John Gamble

Personal information
- Born: John Gamble Richmond, Virginia, U.S.
- Occupation(s): Strongman, Powerlifter, Strength and conditioning coach
- Height: 5 ft 11 in (1.80 m)

Medal record
Strongman
Representing United States
World's Strongest Man
| 3rd | 1982 World's Strongest Man |  |
| 5th | 1983 World's Strongest Man |  |
Powerlifting
Representing United States
IPF World Powerlifting Championships
| 1st | 1982 | 125kg |

= John Gamble (American football) =

American powerlifter

John Gamble is a former world champion powerlifter and strongman competitor from Richmond, Virginia.

==Collegiate career==
Gamble played linebacker at Hampton University and was a first-team Black College All-America selection.
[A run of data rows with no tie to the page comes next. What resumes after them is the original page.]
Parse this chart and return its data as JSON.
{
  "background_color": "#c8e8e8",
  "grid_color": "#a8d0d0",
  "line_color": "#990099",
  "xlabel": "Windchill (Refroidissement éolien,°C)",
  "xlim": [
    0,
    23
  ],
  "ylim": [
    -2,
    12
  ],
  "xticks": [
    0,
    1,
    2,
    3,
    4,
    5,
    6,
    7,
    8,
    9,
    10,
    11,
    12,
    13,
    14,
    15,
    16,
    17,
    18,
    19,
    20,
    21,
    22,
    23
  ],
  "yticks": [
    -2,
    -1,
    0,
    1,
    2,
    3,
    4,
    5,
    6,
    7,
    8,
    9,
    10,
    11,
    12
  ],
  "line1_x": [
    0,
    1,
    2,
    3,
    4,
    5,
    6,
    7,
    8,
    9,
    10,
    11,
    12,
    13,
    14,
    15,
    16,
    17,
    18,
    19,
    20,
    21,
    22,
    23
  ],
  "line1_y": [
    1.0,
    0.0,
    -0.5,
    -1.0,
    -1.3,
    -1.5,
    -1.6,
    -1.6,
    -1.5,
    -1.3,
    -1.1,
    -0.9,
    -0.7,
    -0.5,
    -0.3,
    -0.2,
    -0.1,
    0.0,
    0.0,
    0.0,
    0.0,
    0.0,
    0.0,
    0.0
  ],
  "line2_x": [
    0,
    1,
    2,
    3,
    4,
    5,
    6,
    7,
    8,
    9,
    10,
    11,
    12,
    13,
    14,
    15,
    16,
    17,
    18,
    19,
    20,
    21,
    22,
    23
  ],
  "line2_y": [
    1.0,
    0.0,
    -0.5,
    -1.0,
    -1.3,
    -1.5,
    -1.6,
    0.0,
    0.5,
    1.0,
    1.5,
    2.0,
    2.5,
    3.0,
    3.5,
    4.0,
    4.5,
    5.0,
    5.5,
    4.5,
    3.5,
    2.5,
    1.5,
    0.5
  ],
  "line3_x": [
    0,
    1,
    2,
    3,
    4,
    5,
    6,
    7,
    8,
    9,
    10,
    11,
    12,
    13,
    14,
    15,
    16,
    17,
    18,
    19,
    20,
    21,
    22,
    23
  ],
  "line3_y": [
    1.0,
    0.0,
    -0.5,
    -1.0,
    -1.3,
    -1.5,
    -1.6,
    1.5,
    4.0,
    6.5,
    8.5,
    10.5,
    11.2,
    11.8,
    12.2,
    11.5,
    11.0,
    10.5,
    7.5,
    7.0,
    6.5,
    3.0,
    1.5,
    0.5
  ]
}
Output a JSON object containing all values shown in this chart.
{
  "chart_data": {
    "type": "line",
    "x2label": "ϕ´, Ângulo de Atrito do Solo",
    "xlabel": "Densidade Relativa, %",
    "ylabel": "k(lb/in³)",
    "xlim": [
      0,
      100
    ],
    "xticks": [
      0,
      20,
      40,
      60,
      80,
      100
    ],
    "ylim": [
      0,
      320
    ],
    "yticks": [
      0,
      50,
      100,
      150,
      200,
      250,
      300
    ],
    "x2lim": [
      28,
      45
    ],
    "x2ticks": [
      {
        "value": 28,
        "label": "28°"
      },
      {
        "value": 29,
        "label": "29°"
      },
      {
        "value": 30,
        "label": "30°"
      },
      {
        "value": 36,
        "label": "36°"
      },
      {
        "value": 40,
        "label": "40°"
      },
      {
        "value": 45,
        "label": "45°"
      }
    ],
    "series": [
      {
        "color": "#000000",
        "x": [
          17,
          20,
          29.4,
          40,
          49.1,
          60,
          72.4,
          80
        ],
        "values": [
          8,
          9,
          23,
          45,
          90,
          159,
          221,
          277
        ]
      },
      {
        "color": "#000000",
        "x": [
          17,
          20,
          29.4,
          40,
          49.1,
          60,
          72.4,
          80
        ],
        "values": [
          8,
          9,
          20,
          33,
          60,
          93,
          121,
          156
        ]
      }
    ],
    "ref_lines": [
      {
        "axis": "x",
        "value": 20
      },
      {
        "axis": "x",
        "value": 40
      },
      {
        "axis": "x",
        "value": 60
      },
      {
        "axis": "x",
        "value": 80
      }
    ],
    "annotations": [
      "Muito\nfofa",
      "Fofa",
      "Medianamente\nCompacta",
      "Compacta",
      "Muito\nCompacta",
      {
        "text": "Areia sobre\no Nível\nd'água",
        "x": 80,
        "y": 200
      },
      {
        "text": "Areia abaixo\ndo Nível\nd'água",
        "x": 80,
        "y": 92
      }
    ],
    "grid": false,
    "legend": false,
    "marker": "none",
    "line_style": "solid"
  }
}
He also earned All-Central Intercollegiate Athletic Association honors in football and in track and field.

==Weightlifting and strongman career==
World-renowned in the fields of powerlifting and strongman competition, Gamble was the top ranked powerlifter in the world in the 275-pound class from 1981 to 1983. His personal records for total pounds in three lifts while competing in the United States Powerlifting Federation was 2,270 pounds, and he has personal bests of full squat, 892 lb; bench press, 573 lb; and dead lift, 826.5 lb in those three lifts. Gamble was inducted into the U.S. Weightlifting Hall of Fame in York, Pennsylvania, in June 1999.

He competed twice in the final of the World's Strongest Man competition. In the 1982 World's Strongest Man he finished 3rd behind compatriot Bill Kazmaier at Magic Mountain, California and at the 1983 World's Strongest Man he placed 5th in a competition won by Geoff Capes in Christchurch, New Zealand.

==Coaching career==

===University of Virginia===
Gamble served ten years (1984–1993) as the head strength coach at the University of Virginia. He also served two seasons as assistant strength coach (1982–83)] and one year on a part-time basis (1981) at Virginia. He was named 1985 Strength Coach of the Year by the National Strength and Conditioning Association.

===Miami Dolphins===
Gamble became strength and conditioning coach for the Miami Dolphins in 1994 under head coach Don Shula, and remained at the post for 12 years through 2005. In 1998, he was named by the Professional Strength Coaches Society as its Coach of the Year.

In 2006, under then head coach Nick Saban, Gamble was given the title of director of player development/special assistant to the head coach. His job title was changed simply to director of player development under head coach Cam Cameron in 2007.

===Buffalo Bills===
Gamble served as the co-strength and conditioning coordinator for the Buffalo Bills of the National Football League from February 9, 2010 until he was dismissed on December 31, 2012.